In saved csv, duplicate records indices are save in column ‘index_id’

Parameters
  • column – str name of column to check for duplicate values

  • to_file – str optional filename if a csv of the duplicates dataframe should be saved. Default is None.

  • return_df – bool indicates whether or not to return dataframe

Returns

pandas.Dataframe of all records associated with column dupes

class basedata.ops.ids.ValidIDsMixin

Bases: object

functions for validating and modifying ID values

drop_blankID_rows(column)

drops all rows from self.df where the choosen column value is a nan value

changes to self.df are made inplace and the df index is reset to contiguous values 0-n.

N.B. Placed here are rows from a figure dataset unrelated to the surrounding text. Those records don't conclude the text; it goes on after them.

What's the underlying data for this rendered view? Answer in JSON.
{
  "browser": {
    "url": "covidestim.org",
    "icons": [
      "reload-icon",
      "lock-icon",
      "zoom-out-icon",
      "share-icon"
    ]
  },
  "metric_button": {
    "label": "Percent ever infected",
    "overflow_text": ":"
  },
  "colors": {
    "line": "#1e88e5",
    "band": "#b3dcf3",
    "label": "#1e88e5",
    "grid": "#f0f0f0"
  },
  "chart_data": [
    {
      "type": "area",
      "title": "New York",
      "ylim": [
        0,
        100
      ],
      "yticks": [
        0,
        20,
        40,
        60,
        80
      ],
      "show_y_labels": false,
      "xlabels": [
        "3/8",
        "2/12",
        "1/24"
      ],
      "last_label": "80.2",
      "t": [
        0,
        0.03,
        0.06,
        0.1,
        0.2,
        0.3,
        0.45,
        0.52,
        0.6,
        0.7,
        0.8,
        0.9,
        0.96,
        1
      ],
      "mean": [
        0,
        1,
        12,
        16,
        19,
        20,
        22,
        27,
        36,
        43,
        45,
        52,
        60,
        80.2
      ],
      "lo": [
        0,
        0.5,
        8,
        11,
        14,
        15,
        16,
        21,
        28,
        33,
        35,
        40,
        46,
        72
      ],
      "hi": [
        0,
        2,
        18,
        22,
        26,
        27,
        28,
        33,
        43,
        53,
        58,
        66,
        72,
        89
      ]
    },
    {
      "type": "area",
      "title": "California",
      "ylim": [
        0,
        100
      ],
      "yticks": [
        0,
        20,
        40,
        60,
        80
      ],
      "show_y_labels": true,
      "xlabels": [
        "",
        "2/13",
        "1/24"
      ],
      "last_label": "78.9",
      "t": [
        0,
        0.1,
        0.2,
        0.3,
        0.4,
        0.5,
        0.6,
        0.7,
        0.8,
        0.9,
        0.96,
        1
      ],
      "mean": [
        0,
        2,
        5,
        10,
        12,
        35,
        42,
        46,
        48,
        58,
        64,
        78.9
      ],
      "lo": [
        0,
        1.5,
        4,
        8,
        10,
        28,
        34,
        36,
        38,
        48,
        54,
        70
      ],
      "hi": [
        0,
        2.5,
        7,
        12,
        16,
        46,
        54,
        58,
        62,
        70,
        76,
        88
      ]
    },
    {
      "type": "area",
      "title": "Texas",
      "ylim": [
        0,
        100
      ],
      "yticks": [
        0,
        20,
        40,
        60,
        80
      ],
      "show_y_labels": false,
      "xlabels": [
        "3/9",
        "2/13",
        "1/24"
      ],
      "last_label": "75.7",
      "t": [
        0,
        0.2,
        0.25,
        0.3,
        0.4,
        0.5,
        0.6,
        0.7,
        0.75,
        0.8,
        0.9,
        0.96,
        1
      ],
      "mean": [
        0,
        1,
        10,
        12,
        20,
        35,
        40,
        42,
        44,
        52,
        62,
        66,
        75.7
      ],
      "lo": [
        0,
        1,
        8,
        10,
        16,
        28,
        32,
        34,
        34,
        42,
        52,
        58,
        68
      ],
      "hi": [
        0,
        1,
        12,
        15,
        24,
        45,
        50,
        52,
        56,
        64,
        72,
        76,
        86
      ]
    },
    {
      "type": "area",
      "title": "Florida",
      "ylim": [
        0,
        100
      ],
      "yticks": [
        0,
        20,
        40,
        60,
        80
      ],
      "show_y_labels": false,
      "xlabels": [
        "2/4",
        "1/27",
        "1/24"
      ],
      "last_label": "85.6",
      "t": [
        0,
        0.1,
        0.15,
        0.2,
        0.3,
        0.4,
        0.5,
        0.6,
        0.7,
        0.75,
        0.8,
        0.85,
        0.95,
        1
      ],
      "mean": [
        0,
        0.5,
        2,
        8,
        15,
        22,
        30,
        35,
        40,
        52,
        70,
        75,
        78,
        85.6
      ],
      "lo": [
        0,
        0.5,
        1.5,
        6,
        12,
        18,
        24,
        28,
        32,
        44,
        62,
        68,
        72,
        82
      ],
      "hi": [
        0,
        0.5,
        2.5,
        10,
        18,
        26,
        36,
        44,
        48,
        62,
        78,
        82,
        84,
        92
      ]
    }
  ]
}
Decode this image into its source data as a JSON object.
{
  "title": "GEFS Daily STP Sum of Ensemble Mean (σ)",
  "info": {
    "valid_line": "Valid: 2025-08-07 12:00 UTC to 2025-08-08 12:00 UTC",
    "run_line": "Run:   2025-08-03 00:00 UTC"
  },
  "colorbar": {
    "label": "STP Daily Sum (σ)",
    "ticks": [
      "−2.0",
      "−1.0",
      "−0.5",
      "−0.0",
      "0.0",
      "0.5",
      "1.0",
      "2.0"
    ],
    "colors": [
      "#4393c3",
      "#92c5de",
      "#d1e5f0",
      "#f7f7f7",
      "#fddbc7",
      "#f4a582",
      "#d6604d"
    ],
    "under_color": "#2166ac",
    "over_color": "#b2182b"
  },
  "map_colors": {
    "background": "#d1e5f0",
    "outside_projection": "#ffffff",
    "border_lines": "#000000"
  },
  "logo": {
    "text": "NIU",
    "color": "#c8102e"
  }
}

remove_offlenIDs(column, target_len=8, pattern='[0-9]', val_new=nan, val_exception=nan, inplace=True, return_series=False, target_column=None)

removes all IDs not matching the desired character length and replaces them with a chosen replacement value

Parameters
  • target_len – int specifying length of a valid id, default=8

  • pattern – str Regex pattern specifying which types of characters to substiture with val_sub str, default=’[0-9]’

  • val_new – str or numpy.nan value with which to replace values of incorrect length, default=numpy.nan

  • val_exception – str or numpy.nan value to return for instances where an exception is raised, default=numpy.nan

  • inplace – bool whether to make changes to self.df in place, default=True

  • return_series – bool whether to return modified pandas.Series object, default=False

Returns

pandas.Series of column values after replacing offlenIDs

replace_blankIDs(column, replace_col, inplace=True, return_series=False, target_column=None)

replaces all blank ID values with the corresponding values from a different value in the same dataframe

Parameters
  • replace_col – str name of column with replacement values

  • inplace – bool make changes to self.df inplace, default=True

  • return_series – bool whether to return modified pandas.Series object, default=False

report_offlenIDs(column, target_len=8, dropna=False)

generate a value_counts report with all of the column values with number of characters not matching the specified target length

Parameters
  • target_len – int specifying length of a valid id, default=8

  • dropna – bool indicating whether to include np.nan values in the output value_counts series, default=False

Returns

pandas.Series of the IDs not matching the target_len

strip_nonnumeric(column, pattern='[^0-9]', val_sub='', val_exception=nan, val_none=nan, inplace=True, return_series=False, target_column=None)

strips nonnumeric characters from column values

Parameters
  • pattern – str Regex pattern specifying which types of charaters to substiture with val_sub str, optional, default=’[^0-9]’

  • val_sub – str character(s) with which to replace pattern values, default = ‘’

  • val_exception – str or numpy.nan value to return for instances where an exception is raised

  • val_none – str or numpy.nan value to return for instances of either None or np.nan

  • inplace – bool whether to make changes to self.df in place, default=True

  • return_series – bool whether to return modified pandas.Series object, default=False

Returns

pandas.Series if return_series is specified as True

Module contents

This submodule contains the BaseDataOps class, which aggregates basedata.ops mixin classes and BaseDataClass functionality.

class basedata.ops.BaseDataOps(input_df, copy_input)

Bases: basedata.ops.cols.ColumnConversionsMixin, basedata.ops.ids.DedupeMixin, basedata.ops.ids.ValidIDsMixin, basedata.ops.base.BaseDataClass

The BaseDataOps class inherits core class functionality from the BaseDataClass parent class and acts as the core data operations class in which the methods of the many specialized mixin classes is combined.